Gehören alle Nebra-Fundstücke zusammen?
Die Erkenntnisse der beiden legen nahe, dass die Fundstücke von Nebra - das waren neben der Himmelsscheibe noch andere Artefakte, darunter zwei Bronzeschwerter - nicht zusammen gehören. Und so kommt es auch, dass sie den angegebenen Fundort bezweifeln.
Im Gespräch mit der DW sagte Rüdiger Krause, Professor für Vor- und Frühgeschichte Europas an der Universität Frankfurt: "Die Scheibe muss als Einzelfund bewertet werden.
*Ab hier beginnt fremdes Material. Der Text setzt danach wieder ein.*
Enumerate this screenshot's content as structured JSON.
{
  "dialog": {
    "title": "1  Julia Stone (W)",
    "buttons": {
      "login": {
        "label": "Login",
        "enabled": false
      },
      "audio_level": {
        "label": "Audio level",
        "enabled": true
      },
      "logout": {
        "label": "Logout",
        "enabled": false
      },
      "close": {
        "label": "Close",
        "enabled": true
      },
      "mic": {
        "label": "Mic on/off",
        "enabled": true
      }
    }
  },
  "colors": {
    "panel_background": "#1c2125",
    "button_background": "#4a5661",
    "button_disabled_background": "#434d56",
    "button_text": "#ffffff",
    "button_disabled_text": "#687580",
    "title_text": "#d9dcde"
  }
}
Sie hat eben nicht den Hintergrund in einem Depotfund mit anderen Beifunden gelegen zu haben, die sie letztendlich datieren würden. Das ist nach strengen wissenschaftlichen Kriterien nicht mehr aufrechtzuerhalten." Krause war als Experte für Studien über Metallanalysen vor allem für diesen Part der Begutachtung zuständig.
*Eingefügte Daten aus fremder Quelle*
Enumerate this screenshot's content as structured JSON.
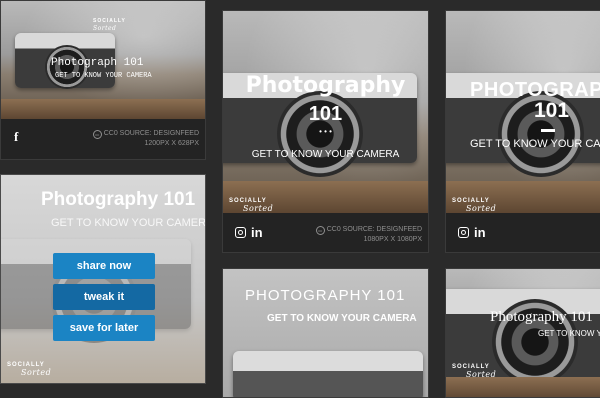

Sowohl Krause als auch Gebhard, Direktor der Archäologischen Staatssammlung München und Professor für Vor- und Frühgeschichte an der Universität München, konnten sich in Halle bereits vor mehreren Jahren die verschiedenen Fundstücke mikroskopisch ansehen. Kamen andere Untersuchungen der Gegenstände zu dem Ergebnis, sie seien aus derselben Kupfersorte, hegen Krause und Gebhard besonders aufgrund der Bleiisotope Zweifel daran. Vor allem die Himmelsscheibe passe neben drei weiteren Stücken nicht zu den anderen.
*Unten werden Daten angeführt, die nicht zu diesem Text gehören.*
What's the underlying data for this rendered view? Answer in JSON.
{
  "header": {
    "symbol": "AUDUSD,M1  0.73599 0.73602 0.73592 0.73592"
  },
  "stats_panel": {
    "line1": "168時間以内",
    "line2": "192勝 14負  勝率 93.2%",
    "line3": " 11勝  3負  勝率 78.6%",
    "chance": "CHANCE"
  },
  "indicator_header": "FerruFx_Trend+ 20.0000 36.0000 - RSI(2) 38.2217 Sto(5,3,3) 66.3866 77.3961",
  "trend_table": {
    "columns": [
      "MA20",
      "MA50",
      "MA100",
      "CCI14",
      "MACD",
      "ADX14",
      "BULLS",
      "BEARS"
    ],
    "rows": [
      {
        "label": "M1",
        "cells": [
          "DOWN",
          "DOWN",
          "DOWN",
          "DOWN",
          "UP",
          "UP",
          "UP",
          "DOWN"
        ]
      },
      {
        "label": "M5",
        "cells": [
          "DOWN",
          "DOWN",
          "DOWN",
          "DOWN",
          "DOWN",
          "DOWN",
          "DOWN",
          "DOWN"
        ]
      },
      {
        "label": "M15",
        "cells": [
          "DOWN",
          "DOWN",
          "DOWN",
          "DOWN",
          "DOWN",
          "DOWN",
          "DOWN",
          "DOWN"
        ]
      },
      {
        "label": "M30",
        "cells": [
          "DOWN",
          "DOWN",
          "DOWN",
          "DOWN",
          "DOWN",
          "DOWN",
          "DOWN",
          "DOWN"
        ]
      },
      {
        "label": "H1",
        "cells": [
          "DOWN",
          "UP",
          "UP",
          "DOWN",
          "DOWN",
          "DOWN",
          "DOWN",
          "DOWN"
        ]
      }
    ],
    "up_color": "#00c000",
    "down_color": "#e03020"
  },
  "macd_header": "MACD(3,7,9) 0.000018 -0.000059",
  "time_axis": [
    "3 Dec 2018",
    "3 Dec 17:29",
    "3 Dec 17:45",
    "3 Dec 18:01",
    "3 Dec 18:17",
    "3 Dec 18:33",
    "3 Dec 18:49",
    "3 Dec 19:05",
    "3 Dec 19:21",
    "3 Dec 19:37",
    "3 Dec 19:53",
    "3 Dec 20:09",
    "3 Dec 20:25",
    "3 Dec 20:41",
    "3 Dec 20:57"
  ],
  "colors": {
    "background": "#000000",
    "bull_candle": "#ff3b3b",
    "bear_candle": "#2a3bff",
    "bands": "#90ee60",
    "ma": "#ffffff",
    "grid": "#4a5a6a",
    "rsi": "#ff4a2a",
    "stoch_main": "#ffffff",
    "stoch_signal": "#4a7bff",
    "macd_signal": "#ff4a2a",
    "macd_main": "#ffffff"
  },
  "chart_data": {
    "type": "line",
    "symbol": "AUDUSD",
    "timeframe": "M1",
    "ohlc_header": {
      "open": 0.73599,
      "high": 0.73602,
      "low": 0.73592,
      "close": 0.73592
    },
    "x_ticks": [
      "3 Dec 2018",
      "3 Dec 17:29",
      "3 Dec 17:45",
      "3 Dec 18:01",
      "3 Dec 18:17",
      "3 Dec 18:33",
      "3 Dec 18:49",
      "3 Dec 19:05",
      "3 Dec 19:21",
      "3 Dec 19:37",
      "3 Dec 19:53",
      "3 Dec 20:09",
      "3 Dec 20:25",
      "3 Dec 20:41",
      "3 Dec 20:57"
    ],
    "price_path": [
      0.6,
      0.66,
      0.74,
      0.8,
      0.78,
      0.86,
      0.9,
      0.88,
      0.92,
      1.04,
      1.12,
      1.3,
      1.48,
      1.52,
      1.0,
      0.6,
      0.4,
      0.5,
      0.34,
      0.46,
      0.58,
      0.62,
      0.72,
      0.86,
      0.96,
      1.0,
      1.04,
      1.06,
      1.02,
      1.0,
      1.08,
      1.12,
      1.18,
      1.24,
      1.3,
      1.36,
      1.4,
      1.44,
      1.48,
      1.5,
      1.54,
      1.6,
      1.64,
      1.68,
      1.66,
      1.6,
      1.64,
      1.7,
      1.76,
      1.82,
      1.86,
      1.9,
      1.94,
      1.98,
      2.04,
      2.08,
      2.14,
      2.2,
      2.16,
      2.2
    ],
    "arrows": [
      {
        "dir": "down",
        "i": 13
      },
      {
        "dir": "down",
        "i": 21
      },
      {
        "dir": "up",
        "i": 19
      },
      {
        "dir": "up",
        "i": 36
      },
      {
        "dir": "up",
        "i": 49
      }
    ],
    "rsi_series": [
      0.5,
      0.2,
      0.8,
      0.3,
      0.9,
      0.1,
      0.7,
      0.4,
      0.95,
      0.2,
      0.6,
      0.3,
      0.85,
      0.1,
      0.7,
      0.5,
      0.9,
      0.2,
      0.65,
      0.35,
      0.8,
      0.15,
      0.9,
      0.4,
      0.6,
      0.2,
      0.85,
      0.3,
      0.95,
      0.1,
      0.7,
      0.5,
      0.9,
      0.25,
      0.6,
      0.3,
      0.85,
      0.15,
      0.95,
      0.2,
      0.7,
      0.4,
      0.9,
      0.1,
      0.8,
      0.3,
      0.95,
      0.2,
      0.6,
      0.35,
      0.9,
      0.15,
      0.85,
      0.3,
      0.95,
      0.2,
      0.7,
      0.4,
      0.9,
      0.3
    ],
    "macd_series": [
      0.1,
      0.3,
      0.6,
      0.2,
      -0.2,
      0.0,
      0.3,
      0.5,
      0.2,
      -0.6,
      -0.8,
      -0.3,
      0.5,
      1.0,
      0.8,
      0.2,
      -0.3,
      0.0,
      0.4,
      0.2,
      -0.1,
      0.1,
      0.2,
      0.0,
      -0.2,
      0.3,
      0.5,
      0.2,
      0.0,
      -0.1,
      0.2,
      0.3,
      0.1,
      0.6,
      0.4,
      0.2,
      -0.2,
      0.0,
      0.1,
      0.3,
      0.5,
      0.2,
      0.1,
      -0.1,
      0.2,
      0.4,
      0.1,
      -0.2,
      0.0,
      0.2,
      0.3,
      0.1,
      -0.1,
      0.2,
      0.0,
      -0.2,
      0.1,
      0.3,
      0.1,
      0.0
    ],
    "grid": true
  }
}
Züge einer Kriminalgeschichte: Woher stammt die Himmelsscheibe wirklich?
Und noch ein Umstand nährt die Zweifel der Forscher. So sagte Krause im DW-Gespräch, dass sie das von anderen bei Nachgrabungen begutachtete Loch der Fundstelle, in dem die Scheibe neben den anderen Gegenständen sogar "gestanden" haben soll, für "zu klein" hielten. Außerdem passe die Geschichte, wie die Scheibe einem der Finder zufolge in der Erde gelegen habe, auch nicht zur Beschädigung durch den Aushub.
Krause betont dabei, dass er und Gebhard die Echtheit der Himmelsscheibe keineswegs anzweifeln würden. Auch das wäre denkbar, ist die Scheibe eben nicht bei offiziellen und ausreichend dokumentierten Grabungen entdeckt worden. Erst drei Jahre nach ihrem Fund konnte sie nach verschiedenen illegalen Verkäufen bei einer fingierten Ankaufsituation im schweizerischen Basel sichergestellt werden. Durch den Einsatz des Landesarchäologen Harald Meller und der Polizei konnte sie so verspätet der Allgemeinheit, der herrenlose bedeutsame Objekte in Deutschland gehören, zugeführt werden - und damit auch wissenschaftlichen Untersuchungen. Die Himmelsscheibe ist seit ihrer Sicherstellung im Besitz des Landesmuseums für Vorgeschichte in Halle.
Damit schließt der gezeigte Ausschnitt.